With jet‑fuel shortages and flight cancellations reshaping spring and summer travel, the smartest way to Europe right now is the simplest: Eurostar to Brussels.
In under two hours from St Pancras, you step not into a transit hub but into a capital that feels intimate, cultured and quietly confident a city that rewards curiosity far more than cliché.
Brussels has always been a crossroads. Founded in the 10th century as a fortified settlement on the River Senne, it grew into a medieval trading centre, then a Renaissance powerhouse, and today stands as the political heart of Europe. Yet for all its institutions and influence, Brussels remains wonderfully human‑scaled. Its historic core is a patchwork of cobbled lanes, Art Nouveau façades, grand guildhalls and leafy squares, stitched together with a sense of lived‑in charm.
A short break here begins, inevitably, in the Grand Place, one of Europe’s most theatrical squares — a gold‑trimmed stage set of Gothic and Baroque architecture. From here, wander towards the Sablon district, where antique shops, galleries and chocolatiers cluster in elegant streets. For a deeper dive into the city’s artistic soul, the Magritte Museum and Horta Museum offer two sides of Belgian creativity: surrealism and Art Nouveau, each world‑class.
Food, of course, is where Brussels reveals its personality most vividly. The city’s culinary identity is democratic and indulgent: mussels and frites, waffles, beer, chocolate. From the crisp beef‑fat frites at Grimbergen Café to the fruit‑topped Liege waffles at Maison Dandoy and the 150‑strong beer list at BeerLab Rooftop.
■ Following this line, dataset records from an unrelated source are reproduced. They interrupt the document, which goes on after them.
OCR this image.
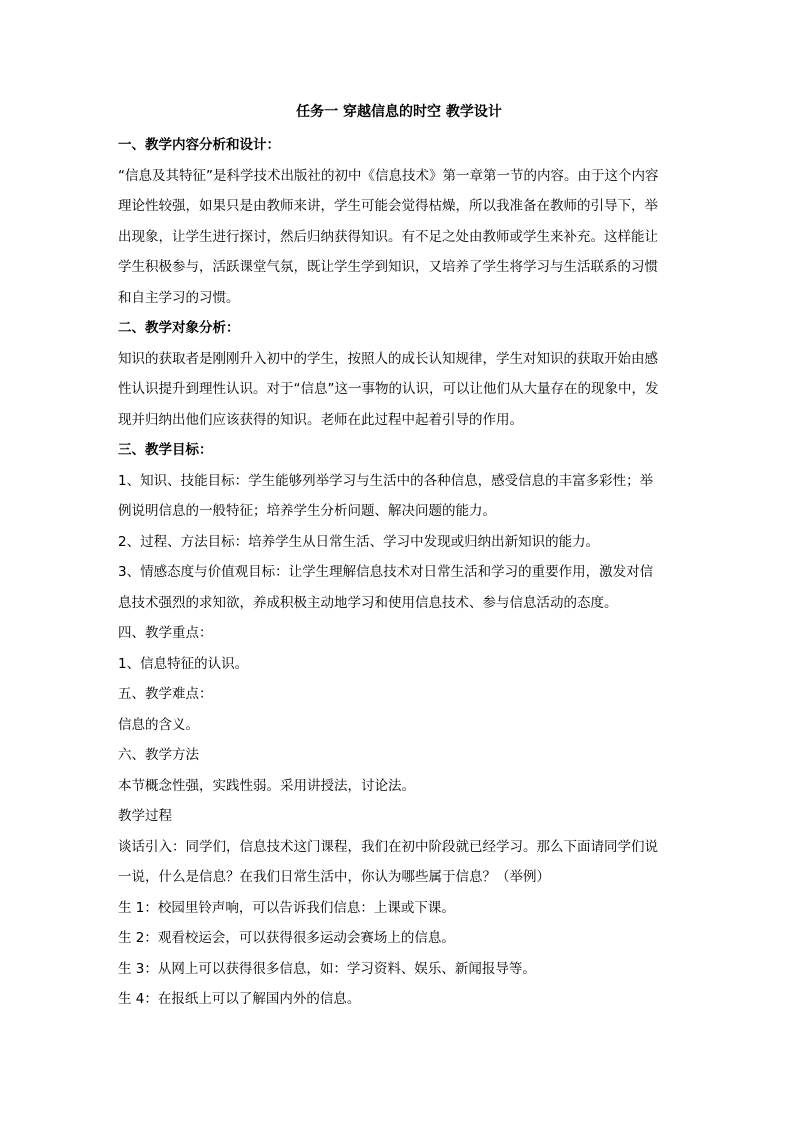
任务一 穿越信息的时空 教学设计

一、教学内容分析和设计：

“信息及其特征”是科学技术出版社的初中《信息技术》第一章第一节的内容。由于这个内容

理论性较强，如果只是由教师来讲，学生可能会觉得枯燥，所以我准备在教师的引导下，举

出现象，让学生进行探讨，然后归纳获得知识。有不足之处由教师或学生来补充。这样能让

学生积极参与，活跃课堂气氛，既让学生学到知识，又培养了学生将学习与生活联系的习惯

和自主学习的习惯。

二、教学对象分析：

知识的获取者是刚刚升入初中的学生，按照人的成长认知规律，学生对知识的获取开始由感

性认识提升到理性认识。对于“信息”这一事物的认识，可以让他们从大量存在的现象中，发

现并归纳出他们应该获得的知识。老师在此过程中起着引导的作用。

三、教学目标：

1、知识、技能目标：学生能够列举学习与生活中的各种信息，感受信息的丰富多彩性；举

例说明信息的一般特征；培养学生分析问题、解决问题的能力。

2、过程、方法目标：培养学生从日常生活、学习中发现或归纳出新知识的能力。

3、情感态度与价值观目标：让学生理解信息技术对日常生活和学习的重要作用，激发对信

息技术强烈的求知欲，养成积极主动地学习和使用信息技术、参与信息活动的态度。

四、教学重点：

1、信息特征的认识。

五、教学难点：

信息的含义。

六、教学方法

本节概念性强，实践性弱。采用讲授法，讨论法。

教学过程

谈话引入：同学们，信息技术这门课程，我们在初中阶段就已经学习。那么下面请同学们说

一说，什么是信息？在我们日常生活中，你认为哪些属于信息？（举例）

生 1：校园里铃声响，可以告诉我们信息：上课或下课。

生 2：观看校运会，可以获得很多运动会赛场上的信息。

生 3：从网上可以获得很多信息，如：学习资料、娱乐、新闻报导等。

生 4：在报纸上可以了解国内外的信息。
For chocolate, Elisabeth stands out for its pralines and melocakes, described as some of the city’s best. This is a city where eating well is not an indulgence but a civic duty.
Beyond the centre, the European Quarter offers sleek modernism and leafy parks, while Ixelles and Saint‑Gilles deliver the kind of neighbourhood energy, cafés, concept stores, natural‑wine bars that makes a weekend feel like a lifestyle.
Brussels is also a city built for wandering. Distances are walkable, public transport is effortless, and the rhythm is slower than Paris or Amsterdam. It’s a place where you can spend a morning in museums, an afternoon in a café, and an evening in a vaulted 17th‑century restaurant like ’t Kelderke, serving traditional Belgian dishes beneath ancient brick arches.
Getting There from London
Eurostar is the most reliable route in the current climate. Trains from London St Pancras to Brussels Midi take 1 hour 56 minutes, with no airport queues, no cancellations, and a city‑centre arrival that puts you minutes from the action.
Why Go Now
Because Brussels is having a moment, culinary, cultural, architectural and because in a year of disrupted skies, the easiest European escape is also one of the most rewarding.